President Donald Trump’s most far reaching action since taking office plunged America’s immigration system into chaos yesterday, not only for refugees but for legal US residents who were turned away at airports and feared being stranded outside the country.
Immigration lawyers and advocates worked through the night trying to help stranded travellers find a way back home.
Lawyers in New York sued to block the order, saying many people have already been unlawfully detained, including an Iraqi who worked for the US Army in Iraq.
Confusion abounded at airports as immigration and customs officials struggled to interpret the new rules, with some legal residents who were in the air when the order was issued detained at airports upon arrival.
“Imagine being put back on a 12-hour flight and the trauma and craziness of this whole thing,” said Mana Yegani, an immigration lawyer in Houston. “These are people that are coming in legally. They have jobs here and they have vehicles here.”

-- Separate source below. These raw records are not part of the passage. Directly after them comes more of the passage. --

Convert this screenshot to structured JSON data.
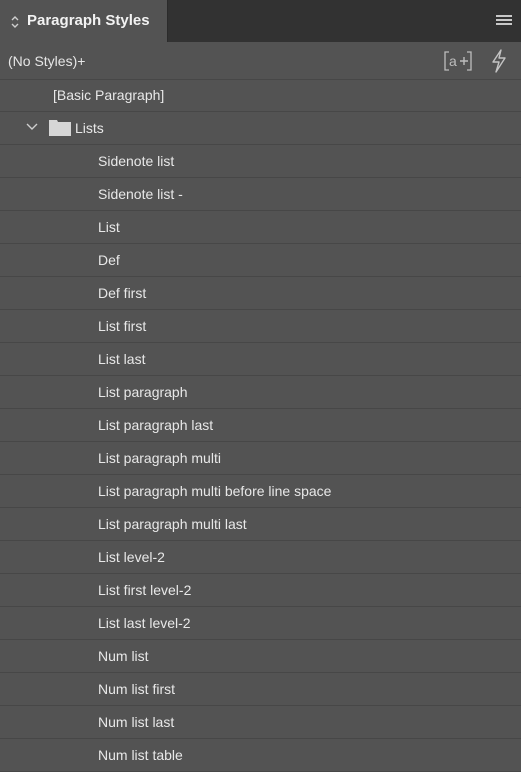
{
  "panel": {
    "title": "Paragraph Styles",
    "toggle_icon": "collapse-expand-icon",
    "menu_icon": "panel-menu-icon"
  },
  "toolbar": {
    "current_style": "(No Styles)+",
    "new_style_icon_text": "[a+]",
    "quick_apply_icon": "lightning-icon"
  },
  "styles": {
    "basic": "[Basic Paragraph]",
    "group": {
      "name": "Lists",
      "expanded": true,
      "items": [
        "Sidenote list",
        "Sidenote list -",
        "List",
        "Def",
        "Def first",
        "List first",
        "List last",
        "List paragraph",
        "List paragraph last",
        "List paragraph multi",
        "List paragraph multi before line space",
        "List paragraph multi last",
        "List level-2",
        "List first level-2",
        "List last level-2",
        "Num list",
        "Num list first",
        "Num list last",
        "Num list table"
      ]
    }
  },
  "colors": {
    "panel_bg": "#535353",
    "tabbar_bg": "#323232",
    "divider": "#474747",
    "text": "#e8e8e8"
  }
}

The new Republican president on Friday put a four-month hold on allowing refugees into the United States and temporarily barred travellers from Syria and six other Muslim-majority countries.
He said the moves would protect Americans from terrorism, in a swift and stern delivery on a campaign promise.
The ban affects travellers with passports from Iran, Iraq, Libya, Somalia, Sudan, Syria and Yemen and extends to green card holders who are legal permanent residents of the United States.
Arab travellers in the Middle East and North Africa said the order was humiliating and discriminatory.
It drew widespread criticism from US Western allies including France and Germany, Arab-American groups and human rights organisations.
Iran condemned the order as an “open affront against the Muslim world and the Iranian nation” and vowed to retaliate.
Of the seven countries targeted, Iran sends the most visitors to the United States each year – around 35,000 in 2015, according to the Department of Homeland Security.
The ban extends to green card holders who are authorised to live and work in the United States, Homeland Security spokeswoman Gillian Christensen said.
It was unclear how many legal permanent residents would be affected.
A senior US administration official said yesterday that green card holders from the seven affected countries have to be cleared into the United States on a case-by-case basis.
Legal residents of the United States were plunged into despair at the prospect of being unable to return to the United States or being separated from family members trapped abroad.
“I never thought something like this would happen in America,” said Mohamed Hossein Ziya, 33, who came to the United States in 2011 after being forced to leave Iran for his political activities.
Ziya, who lives in Virginia, has a green card and planned to travel to Dubai next week to see his elderly father. “I can’t go back to Iran, and it’s possible I won’t be able to return here, a place that is like my second country,” he said.
Saleh Taghvaeian, 36, teaches agricultural water management at Oklahoma State University in Stillwater, said he feared his wife would not be able to return from Iran after a visit.
In Cairo, five Iraqi passengers and one Yemeni were barred from boarding an EgyptAir flight to New York yesterday, sources at Cairo airport said.
Dutch airline KLM said yesterday it had refused carriage to the United States to seven passengers from predominately Muslim countries.
Canada’s WestJet Airlines said it turned back a passenger bound for the United States on Saturday in order to comply with the order.
A spokeswoman did not say which country the passenger had come from.
At least three lawyers from the International Refugee Assistance Project were at the arrivals lounge at New York’s John F Kennedy International Airport, buried in their laptops and conference calls, photocopies of individuals’ US visas on hand.